Liberté pour Boualem Sansal
« Le cimetière n'a plus cette sérénité qui savait recevoir le respect, apaiser les douleurs, exhorter à une vie meilleure. Il est une plaie béante, un charivari irrémédiable ; on excave à la pelle mécanique, on enfourne à la chaîne, on s'agglutine à perte de vue. Les hommes meurent comme des mouches, la terre les gobe, rien n'a de sens.
Ce jour-là, comme les jours précédents, on enterre de nouvelles victimes du terrorisme. Il sévit à grande échelle. Cette animosité n'a pas de nom, à vrai dire. C'est une guerre si on veut ; une fureur lointaine et proche à la fois ; une hérésie absurde et vicieuse qui s'invente au fur et à mesure ses convictions et ses plans ; une monstruosité à l'avidité spectaculaire qui se délecte de l'innocent et boude les crapules. Ses acteurs ? Un peu tout le monde et personne dont on puisse dire : c'est lui, c'est cet homme. Tous la subissent, s'en lamentent et la condamnent, mais aussi tous soutiennent qu'elle est loin d'avoir atteint ses buts, qu'il y a lieu de pousser les feux et, dans l'ardeur des gémissements, en profitent pour exhorter à un dernier effort.
Nous l'appellerions génocide, n'était le refus des acteurs. » [*]

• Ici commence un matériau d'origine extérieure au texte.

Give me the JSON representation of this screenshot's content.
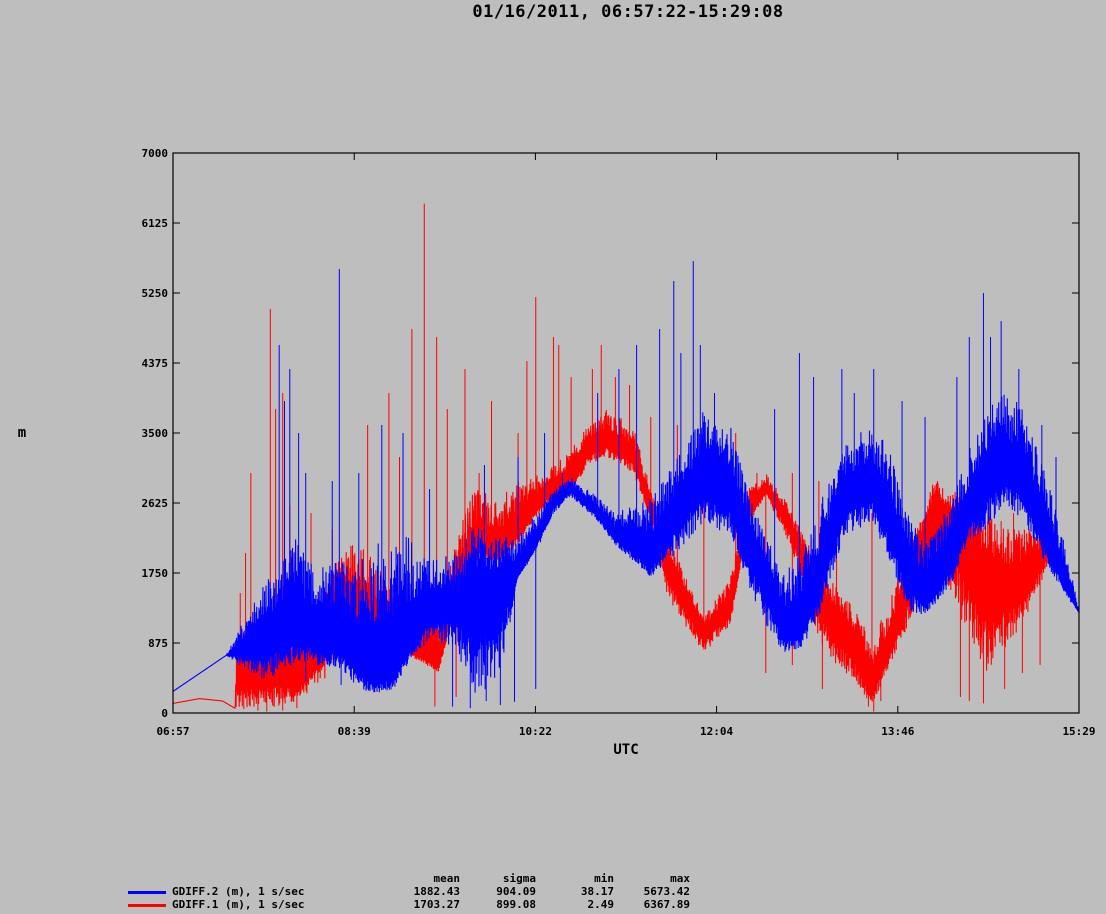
{
  "chart_data": {
    "type": "line",
    "title": "01/16/2011, 06:57:22-15:29:08",
    "xlabel": "UTC",
    "ylabel": "m",
    "x_ticks": [
      "06:57",
      "08:39",
      "10:22",
      "12:04",
      "13:46",
      "15:29"
    ],
    "y_ticks": [
      "0",
      "875",
      "1750",
      "2625",
      "3500",
      "4375",
      "5250",
      "6125",
      "7000"
    ],
    "ylim": [
      0,
      7000
    ],
    "grid": false,
    "legend_position": "bottom-left",
    "stats_headers": [
      "mean",
      "sigma",
      "min",
      "max"
    ],
    "series": [
      {
        "name": "GDIFF.2 (m), 1 s/sec",
        "color": "#0000ff",
        "mean": "1882.43",
        "sigma": "904.09",
        "min": "38.17",
        "max": "5673.42",
        "envelope_minutes": [
          0,
          30,
          50,
          60,
          70,
          80,
          95,
          105,
          115,
          125,
          135,
          145,
          160,
          170,
          185,
          195,
          205,
          215,
          225,
          240,
          250,
          260,
          270,
          285,
          300,
          315,
          325,
          335,
          345,
          355,
          365,
          375,
          380,
          395,
          405,
          415,
          425,
          440,
          450,
          460,
          470,
          480,
          495,
          505,
          512
        ],
        "center": [
          270,
          720,
          850,
          1000,
          1020,
          950,
          850,
          600,
          450,
          500,
          900,
          1250,
          1350,
          1350,
          1500,
          1700,
          2100,
          2600,
          2800,
          2500,
          2200,
          2050,
          1900,
          2500,
          2900,
          2750,
          2100,
          1600,
          1000,
          1000,
          1600,
          2400,
          2700,
          2800,
          2400,
          1700,
          1400,
          1900,
          2500,
          2900,
          3050,
          2900,
          2100,
          1550,
          1250
        ],
        "low": [
          270,
          720,
          400,
          500,
          650,
          600,
          550,
          300,
          250,
          300,
          700,
          900,
          800,
          200,
          400,
          1700,
          2000,
          2500,
          2700,
          2400,
          2100,
          1900,
          1700,
          2000,
          2400,
          2200,
          1600,
          1100,
          750,
          800,
          1200,
          1900,
          2200,
          2400,
          1900,
          1300,
          1200,
          1600,
          2100,
          2300,
          2600,
          2400,
          1800,
          1450,
          1250
        ],
        "high": [
          270,
          720,
          1600,
          1900,
          2200,
          1900,
          2000,
          1900,
          2100,
          2300,
          2200,
          1900,
          2000,
          2400,
          2200,
          2200,
          2500,
          2800,
          2950,
          2700,
          2500,
          2600,
          2700,
          3200,
          3800,
          3600,
          2800,
          2200,
          1800,
          2000,
          2600,
          3100,
          3400,
          3600,
          3300,
          2500,
          2100,
          2700,
          3300,
          3800,
          4100,
          3800,
          2900,
          2000,
          1300
        ],
        "spikes": [
          [
            60,
            4600
          ],
          [
            63,
            3900
          ],
          [
            66,
            4300
          ],
          [
            71,
            3500
          ],
          [
            75,
            3000
          ],
          [
            90,
            2900
          ],
          [
            94,
            5550
          ],
          [
            105,
            3000
          ],
          [
            118,
            3600
          ],
          [
            130,
            3500
          ],
          [
            145,
            2800
          ],
          [
            176,
            3100
          ],
          [
            195,
            3200
          ],
          [
            210,
            3500
          ],
          [
            220,
            3000
          ],
          [
            240,
            4000
          ],
          [
            252,
            4300
          ],
          [
            262,
            4600
          ],
          [
            275,
            4800
          ],
          [
            283,
            5400
          ],
          [
            287,
            4500
          ],
          [
            294,
            5650
          ],
          [
            298,
            4600
          ],
          [
            306,
            4000
          ],
          [
            340,
            3800
          ],
          [
            354,
            4500
          ],
          [
            362,
            4200
          ],
          [
            378,
            4300
          ],
          [
            385,
            4000
          ],
          [
            396,
            4300
          ],
          [
            412,
            3900
          ],
          [
            425,
            3700
          ],
          [
            443,
            4200
          ],
          [
            450,
            4700
          ],
          [
            458,
            5250
          ],
          [
            462,
            4700
          ],
          [
            468,
            4900
          ],
          [
            478,
            4300
          ],
          [
            491,
            3600
          ],
          [
            499,
            3200
          ]
        ],
        "dips": [
          [
            75,
            400
          ],
          [
            95,
            350
          ],
          [
            115,
            420
          ],
          [
            158,
            80
          ],
          [
            168,
            60
          ],
          [
            177,
            150
          ],
          [
            185,
            100
          ],
          [
            193,
            140
          ],
          [
            205,
            300
          ]
        ]
      },
      {
        "name": "GDIFF.1 (m), 1 s/sec",
        "color": "#ff0000",
        "mean": "1703.27",
        "sigma": "899.08",
        "min": "2.49",
        "max": "6367.89",
        "envelope_minutes": [
          0,
          15,
          28,
          35,
          36,
          50,
          60,
          70,
          85,
          95,
          105,
          115,
          125,
          135,
          150,
          160,
          170,
          185,
          195,
          210,
          225,
          235,
          245,
          260,
          270,
          280,
          300,
          315,
          325,
          335,
          345,
          355,
          365,
          375,
          385,
          395,
          405,
          420,
          430,
          440,
          445,
          460,
          470,
          480,
          500
        ],
        "center": [
          120,
          180,
          150,
          60,
          400,
          500,
          500,
          400,
          800,
          1500,
          1200,
          900,
          1000,
          800,
          600,
          1500,
          2100,
          2000,
          2300,
          2700,
          2900,
          3300,
          3400,
          3200,
          2600,
          1800,
          1000,
          1300,
          2500,
          2800,
          2500,
          2000,
          1400,
          1100,
          800,
          300,
          800,
          1800,
          2600,
          2300,
          2200,
          1600,
          1550,
          1600,
          2200
        ],
        "low": [
          120,
          180,
          150,
          60,
          80,
          50,
          60,
          150,
          400,
          800,
          800,
          700,
          850,
          700,
          500,
          1300,
          1900,
          1900,
          2100,
          2600,
          2750,
          3100,
          3200,
          3000,
          2400,
          1400,
          750,
          1100,
          2350,
          2700,
          2300,
          1700,
          900,
          600,
          400,
          80,
          600,
          1300,
          1800,
          1500,
          1200,
          500,
          800,
          1100,
          2100
        ],
        "high": [
          120,
          180,
          150,
          60,
          1000,
          900,
          1100,
          1200,
          1600,
          2000,
          2200,
          1900,
          1500,
          1300,
          1300,
          2200,
          2800,
          2700,
          2900,
          3000,
          3300,
          3600,
          3800,
          3600,
          2800,
          2200,
          1200,
          1700,
          2800,
          3000,
          2700,
          2300,
          1900,
          1600,
          1300,
          900,
          1400,
          2400,
          2900,
          2800,
          2800,
          2500,
          2300,
          2300,
          2300
        ],
        "spikes": [
          [
            38,
            1500
          ],
          [
            41,
            2000
          ],
          [
            44,
            3000
          ],
          [
            55,
            5050
          ],
          [
            58,
            3800
          ],
          [
            62,
            4000
          ],
          [
            66,
            2600
          ],
          [
            78,
            2500
          ],
          [
            90,
            2300
          ],
          [
            110,
            3600
          ],
          [
            122,
            4000
          ],
          [
            128,
            3200
          ],
          [
            135,
            4800
          ],
          [
            142,
            6367
          ],
          [
            149,
            4700
          ],
          [
            155,
            3800
          ],
          [
            165,
            4300
          ],
          [
            173,
            3000
          ],
          [
            180,
            3900
          ],
          [
            195,
            3500
          ],
          [
            200,
            4400
          ],
          [
            205,
            5200
          ],
          [
            215,
            4700
          ],
          [
            218,
            4600
          ],
          [
            225,
            4200
          ],
          [
            237,
            4300
          ],
          [
            242,
            4600
          ],
          [
            250,
            4200
          ],
          [
            258,
            4100
          ],
          [
            270,
            3700
          ],
          [
            285,
            3600
          ],
          [
            300,
            3500
          ],
          [
            318,
            3500
          ],
          [
            330,
            3000
          ],
          [
            350,
            3000
          ],
          [
            365,
            2900
          ],
          [
            375,
            2800
          ],
          [
            395,
            2500
          ],
          [
            432,
            2900
          ],
          [
            440,
            2300
          ],
          [
            455,
            2200
          ],
          [
            468,
            2400
          ],
          [
            475,
            2500
          ]
        ],
        "dips": [
          [
            40,
            50
          ],
          [
            48,
            30
          ],
          [
            53,
            20
          ],
          [
            62,
            30
          ],
          [
            70,
            60
          ],
          [
            148,
            80
          ],
          [
            160,
            200
          ],
          [
            335,
            500
          ],
          [
            350,
            600
          ],
          [
            367,
            300
          ],
          [
            393,
            80
          ],
          [
            396,
            20
          ],
          [
            400,
            150
          ],
          [
            445,
            200
          ],
          [
            450,
            150
          ],
          [
            458,
            120
          ],
          [
            470,
            300
          ],
          [
            480,
            500
          ],
          [
            490,
            600
          ]
        ]
      }
    ]
  }
}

Durant l’interruption de la tenue de ce blog, j’avais lu (je crois que c’était dans son édition France Loisirs trouvée en bibliothèque) Le Village de l’Allemand de Boualem Sansal, un roman remarquable et passionnant.
C’est pourquoi fin 2015 j’avais acheté le volume « Quarto » de ses romans (sans tous les lire) et 2084, la fin du monde, un livre pour lequel, en revanche, je n’ai jamais accroché. Depuis, je l’avoue, je n’ai plus suivi ses publications.
Ces derniers temps, à l’annonce de son arrestation en Algérie, j’ai repris le volume « Quarto » de ses premières œuvres pour m’y replonger intensément.
Aujourd’hui, je suis à la fois frappé par l’aspect quasiment roman policier du Serment des barbares ou par l’introspection intimiste de Rue Darwin, cette chronique du quartier Belcourt (celui où habita Camus) à Alger, des souvenirs d’enfance, de la mémoire… à l’écriture prégnante.
Alors, Boualem Sansal, arrêté, emprisonné en Algérie ?
Impensable, inadmissible, idiot.
Il faut très vite qu’il soit libéré, tout simplement.
Revendiquons-le bien fort !
Michel Sender.
[*] Le Serment des barbares de Boualem Sansal [éditions Gallimard, 1999] dans : Boualem Sansal, Romans 1999-2011, préface de Jean-Marie Laclavetine, collection « Quarto », éditions Gallimard, Paris, septembre 2015 ; 1248 pages, 29 €.